Alguns dos robôs mais esperados de 2018 fizeram feio na maior feira de tecnologia do mundo, a CES, em Las Vegas. Como o armário que, em teoria, dobra roupas sozinho, o FoldiMate. A ideia parece genial (já pensou tirar uma camisa do varal, jogar numa gaveta de qualquer jeito e deixar que o próprio móvel ajeite a peça entre suas roupas?). Pena que o equipamento de US$ 1 mil se atrapalhe todo e viva dando pau, engasgando com as mangas das blusas, de acordo com relatos de quem estava na feira.

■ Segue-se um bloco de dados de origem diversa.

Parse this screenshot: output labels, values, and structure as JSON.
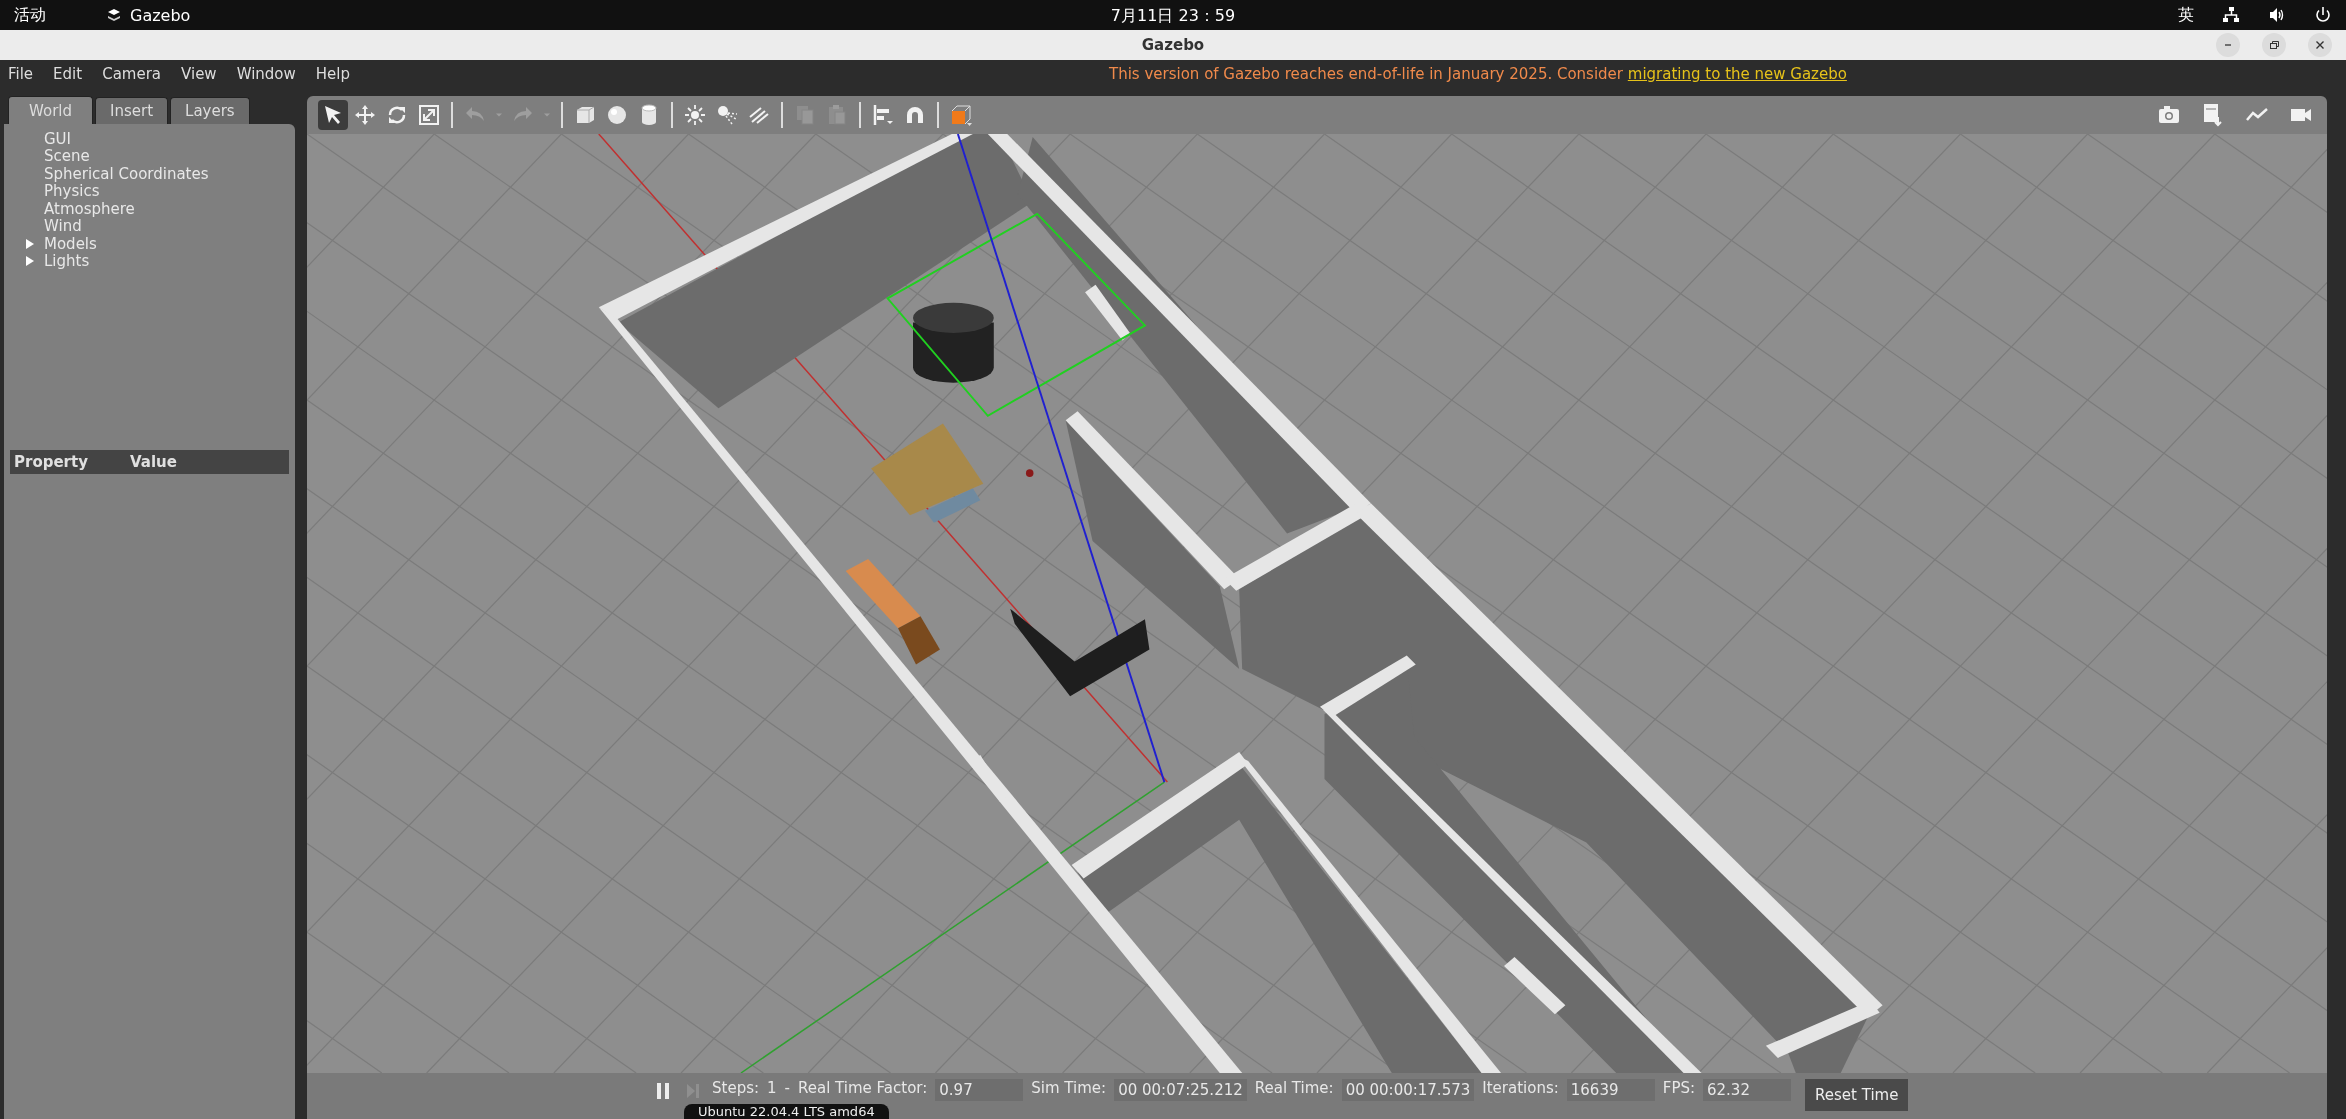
{
  "top_bar": {
    "activities": "活动",
    "app_name": "Gazebo",
    "clock": "7月11日  23：59",
    "input_method": "英"
  },
  "window": {
    "title": "Gazebo"
  },
  "menu": [
    "File",
    "Edit",
    "Camera",
    "View",
    "Window",
    "Help"
  ],
  "notice": {
    "text": "This version of Gazebo reaches end-of-life in January 2025. Consider ",
    "link": "migrating to the new Gazebo"
  },
  "tabs": [
    {
      "label": "World",
      "selected": true
    },
    {
      "label": "Insert",
      "selected": false
    },
    {
      "label": "Layers",
      "selected": false
    }
  ],
  "tree": [
    {
      "label": "GUI",
      "kind": "leaf"
    },
    {
      "label": "Scene",
      "kind": "leaf"
    },
    {
      "label": "Spherical Coordinates",
      "kind": "leaf"
    },
    {
      "label": "Physics",
      "kind": "leaf"
    },
    {
      "label": "Atmosphere",
      "kind": "leaf"
    },
    {
      "label": "Wind",
      "kind": "leaf"
    },
    {
      "label": "Models",
      "kind": "group",
      "expanded": false
    },
    {
      "label": "Lights",
      "kind": "group",
      "expanded": false
    }
  ],
  "property_table": {
    "columns": [
      "Property",
      "Value"
    ]
  },
  "toolbar": {
    "tools": [
      {
        "kind": "select",
        "selected": true,
        "disabled": false
      },
      {
        "kind": "translate",
        "selected": false,
        "disabled": false
      },
      {
        "kind": "rotate",
        "selected": false,
        "disabled": false
      },
      {
        "kind": "scale",
        "selected": false,
        "disabled": false
      },
      {
        "kind": "sep"
      },
      {
        "kind": "undo",
        "selected": false,
        "disabled": true
      },
      {
        "kind": "caret",
        "selected": false,
        "disabled": true
      },
      {
        "kind": "redo",
        "selected": false,
        "disabled": true
      },
      {
        "kind": "caret",
        "selected": false,
        "disabled": true
      },
      {
        "kind": "sep"
      },
      {
        "kind": "box",
        "selected": false,
        "disabled": false
      },
      {
        "kind": "sphere",
        "selected": false,
        "disabled": false
      },
      {
        "kind": "cylinder",
        "selected": false,
        "disabled": false
      },
      {
        "kind": "sep"
      },
      {
        "kind": "pointlight",
        "selected": false,
        "disabled": false
      },
      {
        "kind": "spotlight",
        "selected": false,
        "disabled": false
      },
      {
        "kind": "dirlight",
        "selected": false,
        "disabled": false
      },
      {
        "kind": "sep"
      },
      {
        "kind": "copy",
        "selected": false,
        "disabled": true
      },
      {
        "kind": "paste",
        "selected": false,
        "disabled": true
      },
      {
        "kind": "sep"
      },
      {
        "kind": "align",
        "selected": false,
        "disabled": false
      },
      {
        "kind": "magnet",
        "selected": false,
        "disabled": false
      },
      {
        "kind": "sep"
      },
      {
        "kind": "snapbox",
        "selected": false,
        "disabled": false
      }
    ],
    "right_tools": [
      {
        "kind": "camera"
      },
      {
        "kind": "log"
      },
      {
        "kind": "plot"
      },
      {
        "kind": "video"
      }
    ]
  },
  "bottom_bar": {
    "steps_label": "Steps:",
    "steps_value": "1",
    "steps_spin": "-",
    "fields": [
      {
        "label": "Real Time Factor:",
        "value": "0.97"
      },
      {
        "label": "Sim Time:",
        "value": "00 00:07:25.212"
      },
      {
        "label": "Real Time:",
        "value": "00 00:00:17.573"
      },
      {
        "label": "Iterations:",
        "value": "16639"
      },
      {
        "label": "FPS:",
        "value": "62.32"
      }
    ],
    "reset_button": "Reset Time",
    "paused": false
  },
  "tooltip": "Ubuntu 22.04.4 LTS amd64"
}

Os robôs mais aguardados de 2018 são a maior decepção

(Foto: Divulgação/FoldiMate)

E aquele robô diarista que faz faxina, organiza a casa e ainda te serve bebidas? Falamos do Aeolus aqui alguns dias atrás, e a ideia parece incrível. Mas vários jornalistas na CES contaram que ele derrubou latinhas no chão mais de uma vez, durante suas exibições. A máquina ainda não está 100% pronta e só chega ao mercado no fim do ano. Mas, se não melhorar até lá, haja saco para limpar a sujeira de um copo derrubado por seu assistente pessoal que custa alguns milhares de dólares.

A maior decepção, no entanto, foi o prometido robô faz-tudo da LG. Em teoria, ele realiza coisas que você manda e ainda interage fisicamente ou por meio de ruídos, como um R2-D2. Mas bem no palco, quando o vice-presidente da companhia, David VanderWall, estava mostrando os dotes do pequeno CLOi, o dróide resolveu ignorá-lo completamente.

Os robôs mais aguardados de 2018 são a maior decepção

(Foto: Divulgação/LG)

“CLOi, já lavei minhas roupas”, disse o executivo, esperando que o robozinho recolhesse as peças ou interagisse. Silêncio total e constrangimento. “Até os robôs têm dias ruins”, tentou aliviar VanderWall. E por mais que ele puxasse assunto, a máquina não respondia de jeito nenhum. Uma péssima primeira impressão para o tão esperado assistente pessoal.

"Tudo bem, eram apenas apresentações”, você pode ponderar. Afinal, são produtos que ainda nem estão no mercado e podem melhorar. Mas cabe a pergunta: essas máquinas, que vão estar nas lojas em poucos meses, vão mais ajudar ou atrapalhar? Será um daqueles casos em que a tecnologia vem para suprir necessidades que não temos e, no meio do caminho, acabam criando problemas antes inexistentes?